"Oliver Stone has assassinated Jim Morrison."
That's how one of the real Doors reviews the Jim Morrison film biography.
Ray Manzarek, the real-life keyboardist for the Doors, was legally bound from commenting on Oliver Stone's movie about the legendary rocker before its release. Now he's been unleashed.
"The film portrays Jim as a violent, drunken fool," says Manzarek. "That wasn't Jim. When I walked out of the movie, I thought, 'Geez, who was that jerk?' "
Manzarek feels Val Kilmer's portrayal of Morrison was "adequate--a nice attempt." And that the lavish, re-created Doors concert footage was "brilliantly filmed, although over-amped and sensationalistic."

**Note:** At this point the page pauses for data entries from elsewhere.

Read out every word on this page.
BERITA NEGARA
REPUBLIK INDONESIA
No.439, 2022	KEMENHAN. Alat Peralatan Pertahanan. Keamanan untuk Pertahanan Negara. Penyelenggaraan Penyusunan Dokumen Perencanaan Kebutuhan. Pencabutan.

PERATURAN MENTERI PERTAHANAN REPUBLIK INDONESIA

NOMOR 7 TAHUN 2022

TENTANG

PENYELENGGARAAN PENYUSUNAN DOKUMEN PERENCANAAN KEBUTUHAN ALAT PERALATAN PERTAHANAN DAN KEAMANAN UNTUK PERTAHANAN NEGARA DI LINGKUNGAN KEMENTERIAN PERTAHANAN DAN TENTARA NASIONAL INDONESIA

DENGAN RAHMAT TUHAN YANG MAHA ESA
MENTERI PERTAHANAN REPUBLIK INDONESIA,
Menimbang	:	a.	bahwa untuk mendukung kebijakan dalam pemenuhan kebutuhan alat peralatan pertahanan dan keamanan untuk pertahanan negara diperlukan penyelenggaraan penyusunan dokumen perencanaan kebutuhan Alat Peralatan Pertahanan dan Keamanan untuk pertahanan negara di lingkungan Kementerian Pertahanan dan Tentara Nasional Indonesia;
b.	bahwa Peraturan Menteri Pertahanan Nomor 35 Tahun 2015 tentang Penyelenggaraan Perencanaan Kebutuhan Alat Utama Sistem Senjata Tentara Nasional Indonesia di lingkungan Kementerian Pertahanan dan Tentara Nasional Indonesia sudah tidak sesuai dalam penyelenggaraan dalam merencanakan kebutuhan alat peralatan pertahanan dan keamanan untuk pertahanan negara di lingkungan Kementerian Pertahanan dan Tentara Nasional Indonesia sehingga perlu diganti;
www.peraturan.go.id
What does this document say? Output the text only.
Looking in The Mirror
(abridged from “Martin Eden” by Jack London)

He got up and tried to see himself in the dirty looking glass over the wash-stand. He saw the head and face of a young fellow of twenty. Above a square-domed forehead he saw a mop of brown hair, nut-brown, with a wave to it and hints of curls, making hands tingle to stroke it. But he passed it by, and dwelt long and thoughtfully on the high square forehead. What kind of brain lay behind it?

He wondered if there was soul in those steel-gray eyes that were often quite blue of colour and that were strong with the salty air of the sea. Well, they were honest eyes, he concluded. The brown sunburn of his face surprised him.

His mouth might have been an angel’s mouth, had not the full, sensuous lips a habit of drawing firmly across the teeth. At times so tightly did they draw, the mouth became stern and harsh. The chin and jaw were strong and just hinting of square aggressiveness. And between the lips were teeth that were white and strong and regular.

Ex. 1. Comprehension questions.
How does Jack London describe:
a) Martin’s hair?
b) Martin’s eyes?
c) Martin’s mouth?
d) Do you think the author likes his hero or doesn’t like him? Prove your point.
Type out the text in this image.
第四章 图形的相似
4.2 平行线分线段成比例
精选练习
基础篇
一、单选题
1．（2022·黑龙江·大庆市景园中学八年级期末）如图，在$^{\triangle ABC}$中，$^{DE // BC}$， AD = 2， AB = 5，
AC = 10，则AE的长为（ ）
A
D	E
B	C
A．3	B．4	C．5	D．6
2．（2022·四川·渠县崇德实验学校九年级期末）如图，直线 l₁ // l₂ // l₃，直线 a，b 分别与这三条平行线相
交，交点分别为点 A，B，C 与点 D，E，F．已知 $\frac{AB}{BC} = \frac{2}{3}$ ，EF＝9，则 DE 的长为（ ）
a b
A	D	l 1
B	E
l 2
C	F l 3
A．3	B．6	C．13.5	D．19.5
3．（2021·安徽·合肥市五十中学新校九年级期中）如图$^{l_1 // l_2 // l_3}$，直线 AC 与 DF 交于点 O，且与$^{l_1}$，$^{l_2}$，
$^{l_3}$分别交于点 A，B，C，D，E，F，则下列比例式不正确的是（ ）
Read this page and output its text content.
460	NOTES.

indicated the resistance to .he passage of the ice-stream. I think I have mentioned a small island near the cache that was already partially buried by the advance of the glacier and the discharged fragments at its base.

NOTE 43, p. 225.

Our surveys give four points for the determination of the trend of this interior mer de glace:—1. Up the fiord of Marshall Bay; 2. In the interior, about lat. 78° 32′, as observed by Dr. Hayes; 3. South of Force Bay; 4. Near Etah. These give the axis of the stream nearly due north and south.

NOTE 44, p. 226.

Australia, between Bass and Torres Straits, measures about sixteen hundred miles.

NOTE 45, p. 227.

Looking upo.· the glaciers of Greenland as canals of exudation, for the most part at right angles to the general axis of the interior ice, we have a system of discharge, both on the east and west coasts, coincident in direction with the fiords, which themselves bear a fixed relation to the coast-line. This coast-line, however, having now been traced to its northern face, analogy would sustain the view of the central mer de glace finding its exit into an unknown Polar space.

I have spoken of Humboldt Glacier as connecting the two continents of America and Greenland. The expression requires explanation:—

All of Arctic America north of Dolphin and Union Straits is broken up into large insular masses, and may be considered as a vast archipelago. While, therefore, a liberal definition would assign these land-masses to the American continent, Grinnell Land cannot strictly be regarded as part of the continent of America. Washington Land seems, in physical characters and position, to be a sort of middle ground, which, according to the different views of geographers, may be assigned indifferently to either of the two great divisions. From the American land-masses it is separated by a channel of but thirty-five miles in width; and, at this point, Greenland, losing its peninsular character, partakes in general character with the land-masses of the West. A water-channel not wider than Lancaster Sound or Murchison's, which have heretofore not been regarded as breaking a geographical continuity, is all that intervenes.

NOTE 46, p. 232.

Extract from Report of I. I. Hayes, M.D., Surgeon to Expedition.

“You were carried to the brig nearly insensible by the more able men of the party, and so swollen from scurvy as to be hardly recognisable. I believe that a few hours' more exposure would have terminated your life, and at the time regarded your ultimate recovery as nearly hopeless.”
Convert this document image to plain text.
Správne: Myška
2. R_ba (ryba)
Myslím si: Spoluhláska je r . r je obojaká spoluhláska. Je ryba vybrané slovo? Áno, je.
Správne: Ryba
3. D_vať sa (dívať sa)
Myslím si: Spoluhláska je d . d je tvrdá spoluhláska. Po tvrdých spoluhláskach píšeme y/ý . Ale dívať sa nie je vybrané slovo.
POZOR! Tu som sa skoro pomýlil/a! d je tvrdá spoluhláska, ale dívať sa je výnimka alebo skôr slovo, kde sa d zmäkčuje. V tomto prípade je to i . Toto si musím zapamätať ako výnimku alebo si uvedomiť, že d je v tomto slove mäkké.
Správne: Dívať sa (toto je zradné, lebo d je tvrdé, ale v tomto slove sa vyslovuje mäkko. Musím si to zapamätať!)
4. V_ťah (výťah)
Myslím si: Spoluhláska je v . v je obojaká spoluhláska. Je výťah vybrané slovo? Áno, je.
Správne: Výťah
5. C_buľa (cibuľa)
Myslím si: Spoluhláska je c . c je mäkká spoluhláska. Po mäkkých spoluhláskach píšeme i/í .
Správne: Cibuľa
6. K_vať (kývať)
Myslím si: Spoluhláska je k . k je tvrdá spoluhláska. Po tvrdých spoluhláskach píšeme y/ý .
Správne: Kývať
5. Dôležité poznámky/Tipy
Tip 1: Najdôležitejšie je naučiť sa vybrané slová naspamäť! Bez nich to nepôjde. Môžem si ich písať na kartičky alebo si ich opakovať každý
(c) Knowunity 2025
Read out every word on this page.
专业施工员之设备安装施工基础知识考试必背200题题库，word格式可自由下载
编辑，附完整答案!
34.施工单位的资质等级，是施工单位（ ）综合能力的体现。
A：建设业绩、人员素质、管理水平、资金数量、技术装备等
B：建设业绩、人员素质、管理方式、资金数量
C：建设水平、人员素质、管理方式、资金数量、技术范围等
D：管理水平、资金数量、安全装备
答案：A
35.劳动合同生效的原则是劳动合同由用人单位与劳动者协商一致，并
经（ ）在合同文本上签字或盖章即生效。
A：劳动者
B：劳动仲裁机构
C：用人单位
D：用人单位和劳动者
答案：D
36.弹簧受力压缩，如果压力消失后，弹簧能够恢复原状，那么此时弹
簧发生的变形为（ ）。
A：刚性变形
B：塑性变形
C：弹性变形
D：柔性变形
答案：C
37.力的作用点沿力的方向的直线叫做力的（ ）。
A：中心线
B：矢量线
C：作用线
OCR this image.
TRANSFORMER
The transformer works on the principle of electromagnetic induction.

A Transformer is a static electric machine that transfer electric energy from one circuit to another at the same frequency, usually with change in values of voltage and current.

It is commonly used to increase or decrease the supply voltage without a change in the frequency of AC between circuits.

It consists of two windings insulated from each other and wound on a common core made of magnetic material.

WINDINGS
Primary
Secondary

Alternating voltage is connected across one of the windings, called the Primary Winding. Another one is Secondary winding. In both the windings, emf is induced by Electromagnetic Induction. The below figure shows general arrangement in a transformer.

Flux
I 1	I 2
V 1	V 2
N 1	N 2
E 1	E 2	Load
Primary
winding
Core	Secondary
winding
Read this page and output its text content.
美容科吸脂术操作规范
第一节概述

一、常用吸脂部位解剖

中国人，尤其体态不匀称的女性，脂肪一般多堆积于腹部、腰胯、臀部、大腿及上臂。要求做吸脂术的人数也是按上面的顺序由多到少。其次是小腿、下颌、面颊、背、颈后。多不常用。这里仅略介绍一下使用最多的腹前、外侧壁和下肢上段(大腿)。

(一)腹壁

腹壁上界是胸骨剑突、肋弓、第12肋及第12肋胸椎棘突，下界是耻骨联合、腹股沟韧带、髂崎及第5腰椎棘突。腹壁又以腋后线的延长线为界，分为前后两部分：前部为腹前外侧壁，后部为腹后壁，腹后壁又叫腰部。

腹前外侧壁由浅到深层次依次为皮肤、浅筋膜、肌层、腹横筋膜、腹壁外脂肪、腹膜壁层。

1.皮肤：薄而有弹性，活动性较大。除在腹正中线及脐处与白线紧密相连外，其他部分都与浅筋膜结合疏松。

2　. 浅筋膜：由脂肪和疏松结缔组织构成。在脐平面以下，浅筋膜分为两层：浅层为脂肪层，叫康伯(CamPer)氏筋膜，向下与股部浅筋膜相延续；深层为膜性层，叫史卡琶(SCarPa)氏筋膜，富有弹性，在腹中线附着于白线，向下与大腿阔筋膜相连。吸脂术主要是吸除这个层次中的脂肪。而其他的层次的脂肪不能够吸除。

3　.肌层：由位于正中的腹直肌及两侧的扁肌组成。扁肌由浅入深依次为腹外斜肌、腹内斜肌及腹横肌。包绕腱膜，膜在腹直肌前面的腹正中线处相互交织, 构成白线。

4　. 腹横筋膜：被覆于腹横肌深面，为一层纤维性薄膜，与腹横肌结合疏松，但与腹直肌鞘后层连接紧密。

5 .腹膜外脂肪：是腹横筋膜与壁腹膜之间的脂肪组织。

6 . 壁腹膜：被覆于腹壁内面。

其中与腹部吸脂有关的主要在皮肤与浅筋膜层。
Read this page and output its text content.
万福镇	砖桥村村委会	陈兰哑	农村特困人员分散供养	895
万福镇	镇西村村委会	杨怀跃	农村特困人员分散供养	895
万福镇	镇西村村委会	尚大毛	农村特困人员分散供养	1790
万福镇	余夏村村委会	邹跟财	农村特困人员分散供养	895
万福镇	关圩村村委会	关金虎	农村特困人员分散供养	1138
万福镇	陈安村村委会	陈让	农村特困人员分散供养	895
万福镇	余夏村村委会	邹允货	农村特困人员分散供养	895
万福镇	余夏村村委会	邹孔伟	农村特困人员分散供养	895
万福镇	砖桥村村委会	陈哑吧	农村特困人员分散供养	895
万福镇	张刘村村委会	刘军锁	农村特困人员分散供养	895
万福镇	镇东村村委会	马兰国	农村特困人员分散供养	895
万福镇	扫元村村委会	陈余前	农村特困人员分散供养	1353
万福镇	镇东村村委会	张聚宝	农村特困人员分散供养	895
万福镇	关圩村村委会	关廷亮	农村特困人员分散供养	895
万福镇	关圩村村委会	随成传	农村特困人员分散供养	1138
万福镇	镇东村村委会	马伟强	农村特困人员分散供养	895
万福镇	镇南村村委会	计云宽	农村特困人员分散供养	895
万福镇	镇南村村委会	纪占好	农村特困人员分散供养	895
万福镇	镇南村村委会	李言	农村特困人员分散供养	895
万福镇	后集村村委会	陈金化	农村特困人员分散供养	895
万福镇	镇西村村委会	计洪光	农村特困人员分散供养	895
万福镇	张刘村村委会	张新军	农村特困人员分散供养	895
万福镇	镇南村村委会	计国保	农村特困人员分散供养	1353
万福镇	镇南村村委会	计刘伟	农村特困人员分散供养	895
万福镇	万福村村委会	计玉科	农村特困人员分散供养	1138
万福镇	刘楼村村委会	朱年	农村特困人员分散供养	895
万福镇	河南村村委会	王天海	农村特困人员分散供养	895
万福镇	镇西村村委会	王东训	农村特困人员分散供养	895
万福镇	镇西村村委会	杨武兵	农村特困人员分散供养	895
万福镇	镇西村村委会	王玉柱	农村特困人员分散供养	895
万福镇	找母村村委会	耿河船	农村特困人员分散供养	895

But he insists that the movie fails to capture his band's artistic vision. "The film comes from the entirely wrong philosophical base. The Doors were about idealism and the '60s quest for freedom and brotherhood. But the film isn't based on love. It's based in madness and chaos. Oliver has made Jim into an agent of destruction."
As for the film's alleged errors or alterations, Manzarek claims: "Jim didn't light Pam's closet on fire. He didn't throw a TV set at me. His student film didn't have images from 'Triumph of the Will.' That was totally made up. And Jim never quit film school. He graduated from UCLA."
He also believes that the movie misses the Doors' basic message.
"All you see is Jim as a drunken hedonist. The tragedy is that fame consumed him. But that wasn't Jim's message. He was intelligent. He was loving. He was a good man who believed in freedom and in questioning authority.
"But you'd never know that from seeing this film."